Diversity As A Gift

Reproduced and adapted from the July issue of Roqueta, Menorca’s English language magazine.

The month of July brings the season of Fiestas in Menorca into full swing. Last month I wrote about living in community. One of the ways in which we as expatriates are drawn into the life of the community around us is to enjoy the spirit of the fiestas that take place in our towns. I am sure that after a while, the novelty of the fiestas starts to wear off. Familiarity may or may not breed contempt, but it can all too easily cause loss of interest, and this is a pity in the case of a source of vitality and joy for the people of Menorca.

Last month I also wrote about the ways in which our need for communal life clashes with prevailing cultural tendencies towards individualism and autonomy, characteristics that tend to work against community involvement. When this happens, a sad result tends to be isolation from our neighbours.

During June, the Anglican church commemorated Sundar Singh, who was born in 1889 into a wealthy landowning Sikh family in Rampur, North Punjab. The death of his mother when he was 14 unhinged him. He abused the missionaries at the mission school he attended, burnt a Bible and resolved to commit suicide on a railway line. However, he experienced a vision of Christ and was converted. Expelled by his family, who regarded this as an act of treachery to their faith, he was taken in by a nearby Christian community and the following year, 1905, was baptized in the Anglican church at Simla.

While on a train journey, he had an experience that illuminated his understanding of a serious flaw in European missions to India. A high-caste Hindu – a Brahmin – had collapsed in the heat but refused water from the Anglo-Indian stationmaster. He could only accept it in his own drinking vessel. When that was brought he drank, and revived.

This led Sundar Singh to see that India would not accept the gospel of Jesus offered in Western guise. He found that many listeners would respond to him in his Indian sadhu’s robe. He made it clear that Christianity was not an imported, alien, foreign religion but indigenous to Indian needs, aspirations and faith. This was an important insight. All too often in the past, religious evangelism came tied in a very heavy package of cultural intolerance and colonialism.

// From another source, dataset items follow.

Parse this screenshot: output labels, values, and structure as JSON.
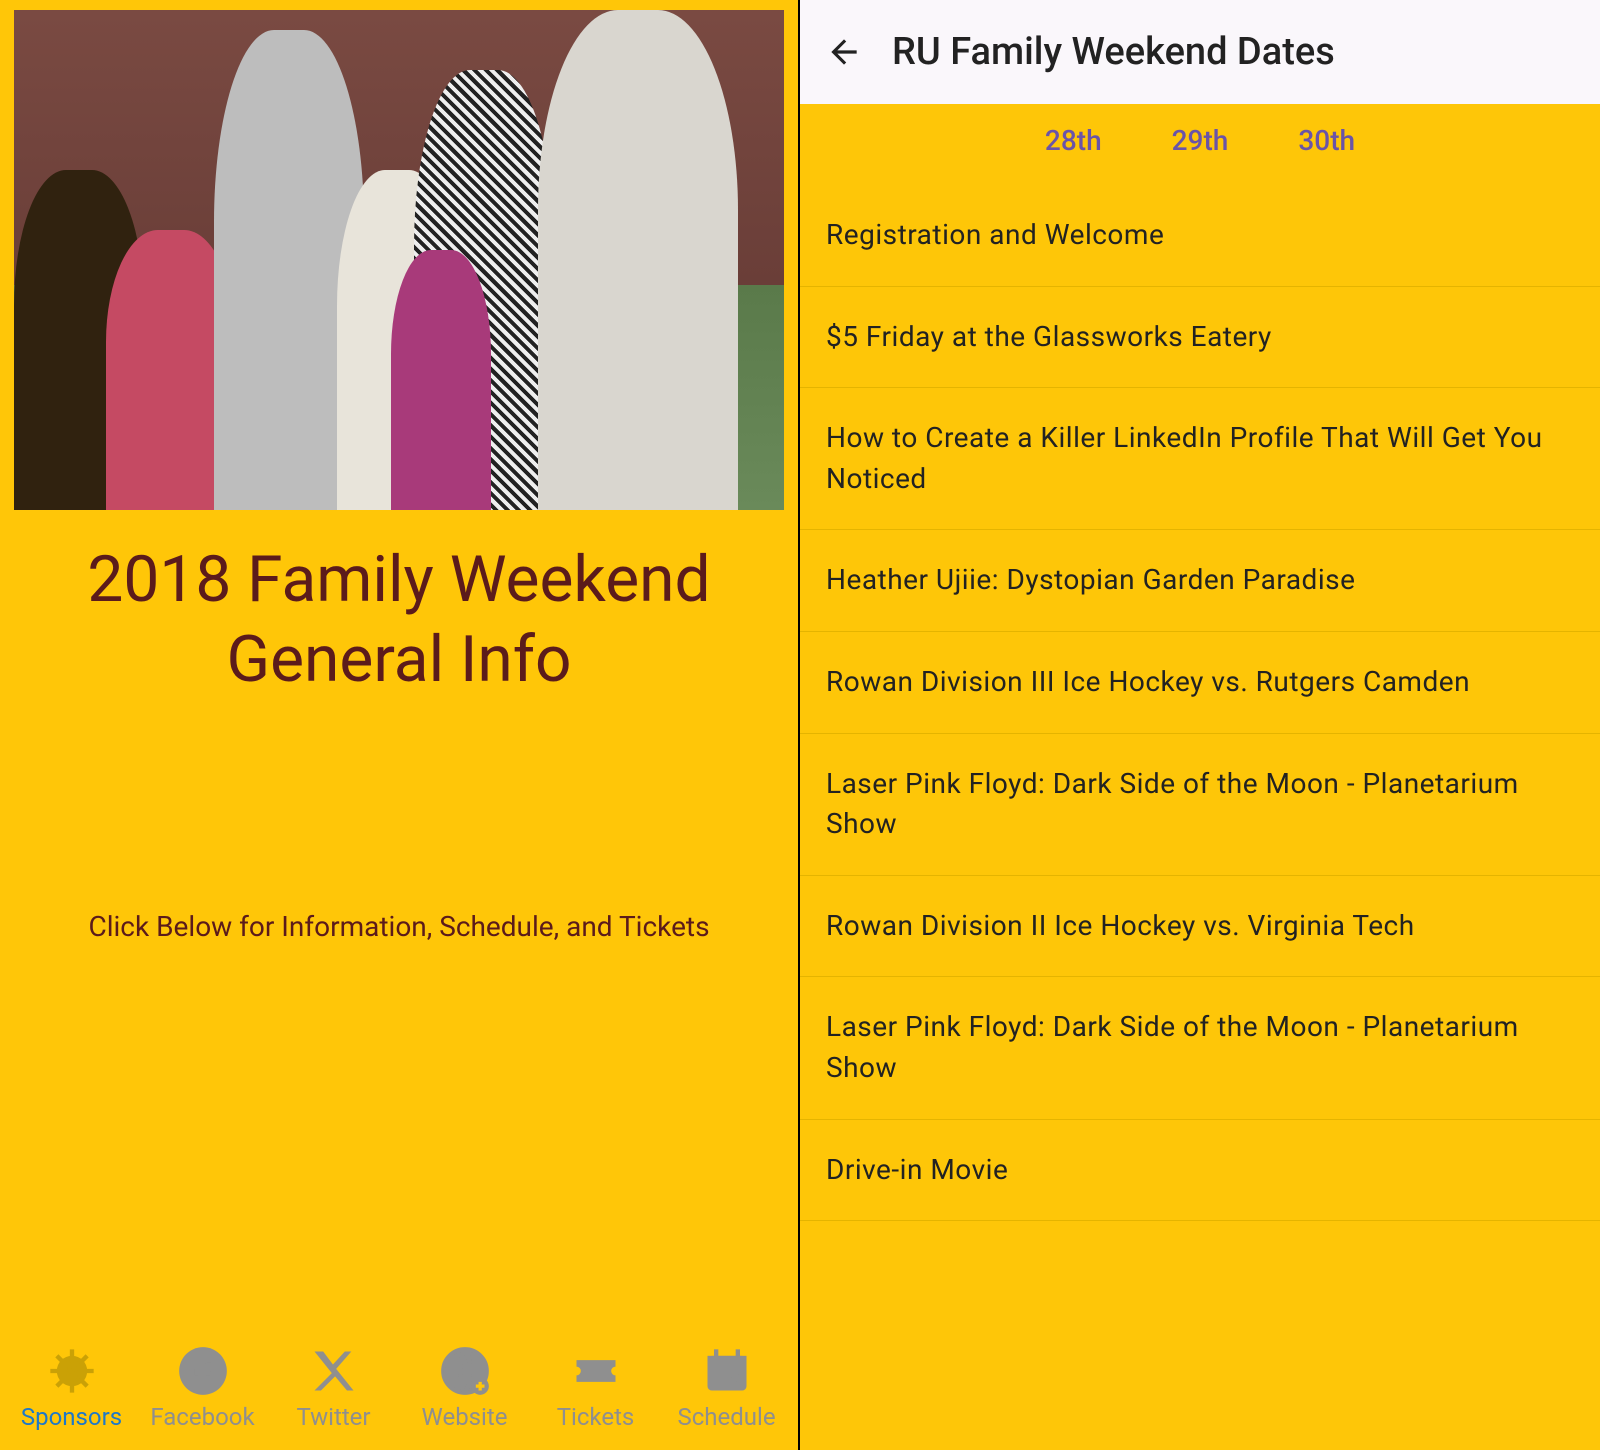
{
  "left": {
    "title": "2018 Family Weekend General Info",
    "subtext": "Click Below for Information, Schedule, and Tickets",
    "nav": {
      "sponsors": "Sponsors",
      "facebook": "Facebook",
      "twitter": "Twitter",
      "website": "Website",
      "tickets": "Tickets",
      "schedule": "Schedule"
    }
  },
  "right": {
    "appbar_title": "RU Family Weekend Dates",
    "tabs": {
      "t1": "28th",
      "t2": "29th",
      "t3": "30th"
    },
    "events": [
      "Registration and Welcome",
      "$5 Friday at the Glassworks Eatery",
      "How to Create a Killer LinkedIn Profile That Will Get You Noticed",
      "Heather Ujiie: Dystopian Garden Paradise",
      "Rowan Division III Ice Hockey vs. Rutgers Camden",
      "Laser Pink Floyd: Dark Side of the Moon - Planetarium Show",
      "Rowan Division II Ice Hockey vs. Virginia Tech",
      "Laser Pink Floyd: Dark Side of the Moon - Planetarium Show",
      "Drive-in Movie"
    ]
  },
  "colors": {
    "brand_yellow": "#ffc608",
    "brand_maroon": "#5b1b1b",
    "tab_purple": "#6a54a8",
    "nav_active_blue": "#1e78c8",
    "nav_inactive_grey": "#8f8f8f"
  }
}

Back in Canada, there has recently been a Truth and Reconciliation Commission to unearth one aspect of this: the enforced removal of aboriginal children from their homes to residential schools, where their culture was not only ignored, but denigrated and punished. Other abuses occurred, which have now been acknowledged, and for which those responsible (including various churches) have apologized publicly, albeit decades after these things occurred.

Whether we are engaged with people in a religious, commercial or recreational capacity, it is important to understand how this affects our everyday dealings with those whom we meet on life’s journey. Those who are different from us offer us insight into the rich, divinely endowed mosaic of humanity. If we attempt to deal with people while remaining firmly entrenched within our own culture, we will enjoy (in Menorca, for example) sun, sea and sand, but we will miss the opportunity to enjoy aspects of community life.

I have now been an immigrant in three countries (Canada, USA and Spain), and I have learned (not easily at first) that living in community and finding means to connect to people in ways that are meaningful and understandable to them makes life much more fulfilling and enriching.

In fact, living in this community gives an opportunity to share in its heritage and tradition – which is why last year we ventured, very cautiously, into the realm of the fiestas with a small celebration in honour of the saint whose name graces our church in Es Castell, Santa Margarita.

This year, we plan to repeat the celebration, with another fiesta for Santa Margarita. There will not be any ‘jaleos’ – just a simple procession through Es Castell, from the Roman Catholic parish church of El Roser to the church of Santa Margarita. If all goes well, we may even have a band to lead the way. We will worship together (in Spanish and English) with our neighbours from El Roser, and then share goodwill and refreshment together. All this will take place on the evening of Sunday, 19 July, the eve of the date for commemoration of Saint Margaret of Antioch (alias Santa Margarita). Anyone who feels inclined to do so is welcome to join us.

Meanwhile, we are blessed to be able to live in an environment rich in culture and tradition that is different from our own, but which has points of connection with ours: the British presence in Menorca and its legacy, for example. If we open our eyes, our minds, our hearts to see the blessing in the rich diversity of our world then we may, to quote a prayer, be inspired to blend our differences to make a difference in the world.